Ferrara, 12 aprile 2024 – Il classico triangolo amoroso: marito, moglie e amante di lui e tre gradi di giudizio non sufficienti a stabilire se lui, un po’ troppo di ‘manica larga’ con l’amante, ha bisogno o meno di un amministratore di sostegno. È il succo della causa civile intentata da una ferrarese, diventata poi ex moglie, che ha trascinato in tribunale l’ex marito, perché non ricevendo regolarmente l’assegno di mantenimento che le spettava, era poi venuta a sapere che l’uomo stava dilapidando il consistente patrimonio di famiglia, anche a favore dell’amante straniera. Contestando lo ‘sperpero’ di 500mila euro almeno e la vendita di terreni agricoli per più di un milione di euro.

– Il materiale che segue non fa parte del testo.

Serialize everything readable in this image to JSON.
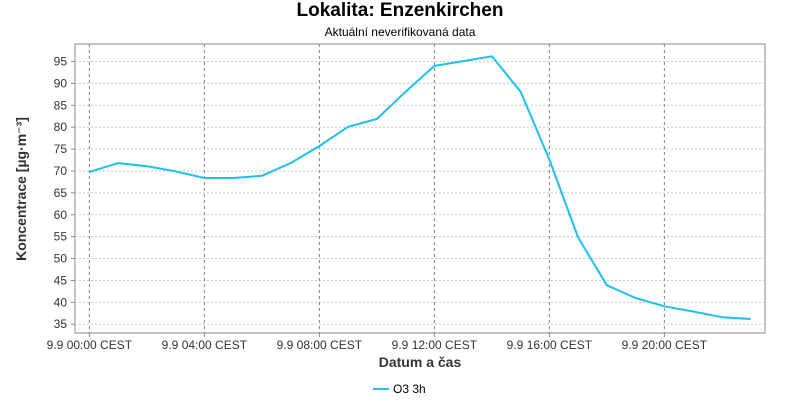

Per lei nessun dubbio che l’ex coniuge fosse affetto da prodigalità patologica, situazione che l’ha convinta a chiedere al giudice di Ferrara la nomina di un amministratore di sostegno a tutela del patrimonio di famiglia. Istanza accolta dal Tribunale estense, che ha provveduto, appunto, alla nomina di un amministratore. L’uomo non ci sta e propone ricorso alla Corte di Appello di Bologna. A questo punto il primo colpo di scena: i giudici felsinei ribaltano completamente la situazione, sostenendo che non è stata provata in sede di indagine la prodigalità dell’uomo come patologica e, in sostanza, sposando la tesi difensiva dell’ex marito. Questo nonostante l’uomo non avesse ottemperato alla richiesta di mostrare i movimenti bancari, come richiestogli. Probabilmente proprio per non permettere di ricostruire dove erano andati a finire centinaia di migliaia di euro.

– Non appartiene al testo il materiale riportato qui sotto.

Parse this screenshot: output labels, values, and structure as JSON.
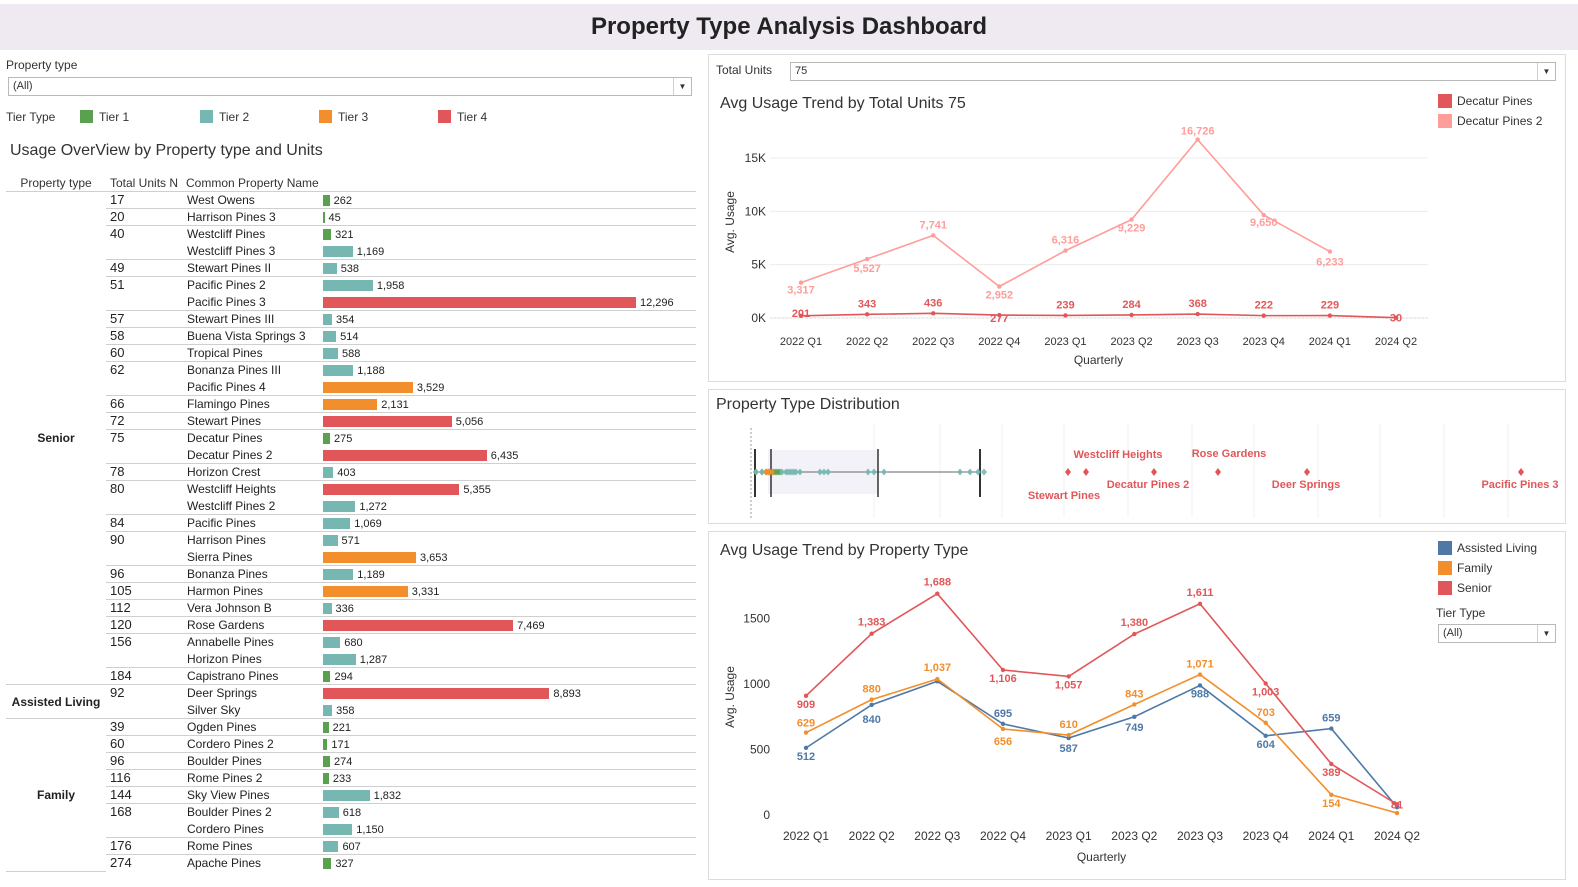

Non si dà per vinta la ex moglie, la quale tramite i suoi legali, decide di impugnare la sentenza felsinea davanti alla Corte di Cassazione, che di recente le ha dato di nuovo ragione. Gli ermellini, spiegando nel dettaglio in dieci pagine di sentenza, tornano alle conclusioni del giudice ferrarese, sostenendo in sintesi che il fatto di non essergli stata riconosciuta una prodigalità patologica, non significa che non ci sia bisogno di un amministratore di sostegno, tanto più alla luce del fatto che “l’ex marito, non ha chiarito la destinazione di gran parte delle somme sparite e non ha nemmeno mostrato di essere pienamente consapevole delle situazioni di grave pregiudizio nelle quali poteva trovarsi, avendo anche chiesto finanziamenti bancari, mai concessi".

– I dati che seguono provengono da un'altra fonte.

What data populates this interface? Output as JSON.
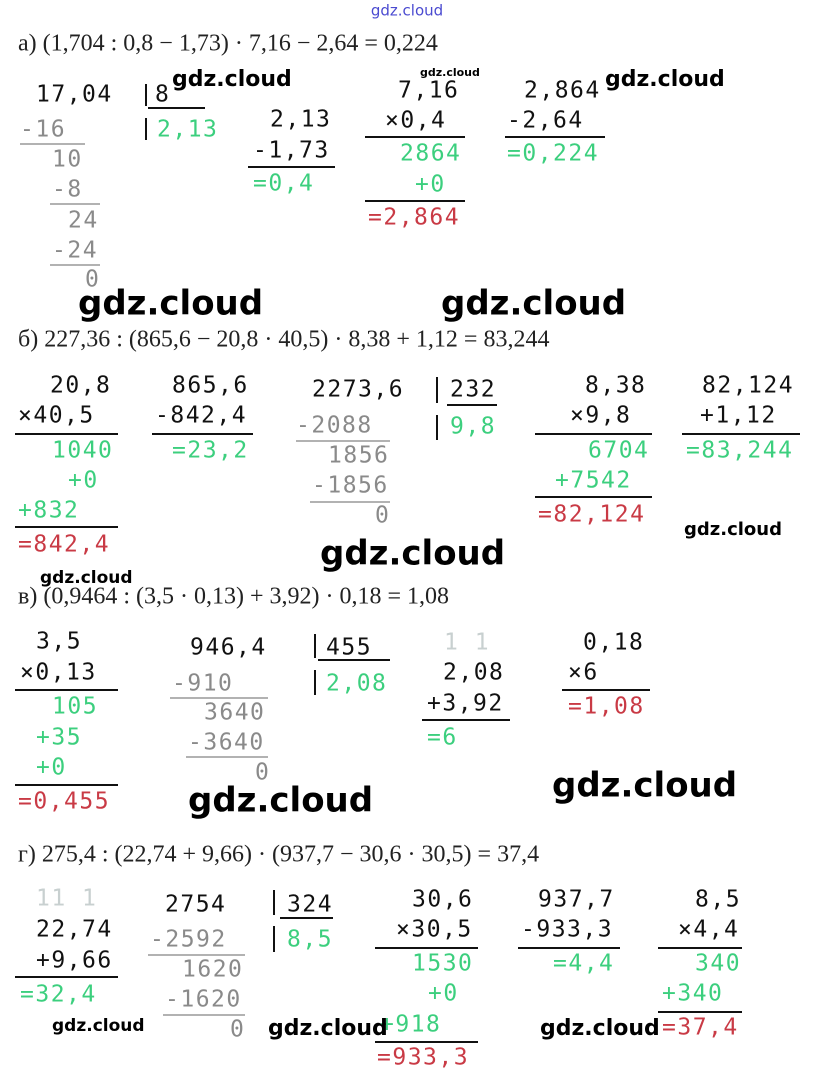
{
  "watermark": "gdz.cloud",
  "sections": [
    {
      "equation": "а) (1,704 : 0,8 − 1,73) · 7,16 − 2,64 = 0,224",
      "work": [
        "17,04",
        "8",
        "2,13",
        "-16",
        "10",
        "-8",
        "24",
        "-24",
        "0",
        "2,13",
        "-1,73",
        "=0,4",
        "7,16",
        "×0,4",
        "2864",
        "+0",
        "=2,864",
        "2,864",
        "-2,64",
        "=0,224"
      ],
      "watermarks": [
        "gdz.cloud",
        "gdz.cloud",
        "gdz.cloud",
        "gdz.cloud",
        "gdz.cloud"
      ]
    },
    {
      "equation": "б) 227,36 : (865,6 − 20,8 · 40,5) · 8,38 + 1,12 = 83,244",
      "work": [
        "20,8",
        "×40,5",
        "1040",
        "+0",
        "+832",
        "=842,4",
        "865,6",
        "-842,4",
        "=23,2",
        "2273,6",
        "232",
        "9,8",
        "-2088",
        "1856",
        "-1856",
        "0",
        "8,38",
        "×9,8",
        "6704",
        "+7542",
        "=82,124",
        "82,124",
        "+1,12",
        "=83,244"
      ],
      "watermarks": [
        "gdz.cloud",
        "gdz.cloud",
        "gdz.cloud"
      ]
    },
    {
      "equation": "в) (0,9464 : (3,5 · 0,13) + 3,92) · 0,18 = 1,08",
      "work": [
        "3,5",
        "×0,13",
        "105",
        "+35",
        "+0",
        "=0,455",
        "946,4",
        "455",
        "2,08",
        "-910",
        "3640",
        "-3640",
        "0",
        "1 1",
        "2,08",
        "+3,92",
        "=6",
        "0,18",
        "×6",
        "=1,08"
      ],
      "watermarks": [
        "gdz.cloud",
        "gdz.cloud"
      ]
    },
    {
      "equation": "г) 275,4 : (22,74 + 9,66) · (937,7 − 30,6 · 30,5) = 37,4",
      "work": [
        "11 1",
        "22,74",
        "+9,66",
        "=32,4",
        "2754",
        "324",
        "8,5",
        "-2592",
        "1620",
        "-1620",
        "0",
        "30,6",
        "×30,5",
        "1530",
        "+0",
        "+918",
        "=933,3",
        "937,7",
        "-933,3",
        "=4,4",
        "8,5",
        "×4,4",
        "340",
        "+340",
        "=37,4"
      ],
      "watermarks": [
        "gdz.cloud",
        "gdz.cloud",
        "gdz.cloud"
      ]
    }
  ]
}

Infine, i giudici della Suprema Corte mettono in evidenza anche che i colleghi felsinei hanno tenuto in scarsa considerazione quello che lo stesso fratello dell’ex marito aveva dichiarato sui "rischi di compromissione dell’intero patrimonio familiare". Aggiungendo che "se una persona è libera di disporre del proprio patrimonio non può però ridursi nella condizione in cui, non solo non sia più in grado di assicurare i doveri di solidarietà già posti a suo carico (l’aiuto all’ex coniuge), ma finanche quelli in favore della propria persona". Toccherà ora alla Corte di Appello riaffrontare la controversia familiare.